Hormis une seule pièce abritant des œuvres d’artistes étrangers dont Braque, Kandinsky, Klee, Léger, Matisse, Mondrian et Picasso, la majorité des œuvres exposées au musée sont des artistes italiens. Une section importante est consacrée aux futuristes italiens, avec des œuvres de Giacomo Balla, Umberto Boccioni, Carlo Carrà, Fortunato Depero, Luigi Russolo, Gino Severini, Mario Sironi et Ardengo Soffici.
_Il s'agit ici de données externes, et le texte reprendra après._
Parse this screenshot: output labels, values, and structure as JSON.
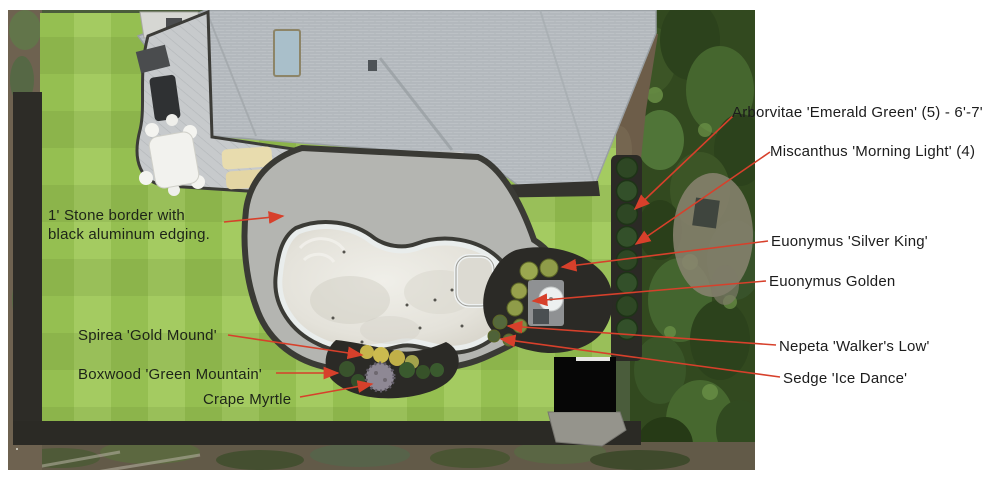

La grande toile Il Quarto Stato de Giuseppe Pellizza da Volpedo (1902) est également exposée dans une pièce à part entière.

D’autres sections du musée sont dédiées à des artistes individuels tels que Giorgio de Chirico, Lucio Fontana et Morandi. Il existe également des sections consacrées aux mouvements artistiques du XXe siècle, notamment l’abstractionnisme, l’Arte Povera, le Novecento Italiano, le post-impressionnisme et le réalisme, ainsi qu’à des genres tels que le paysage et l’art monumental.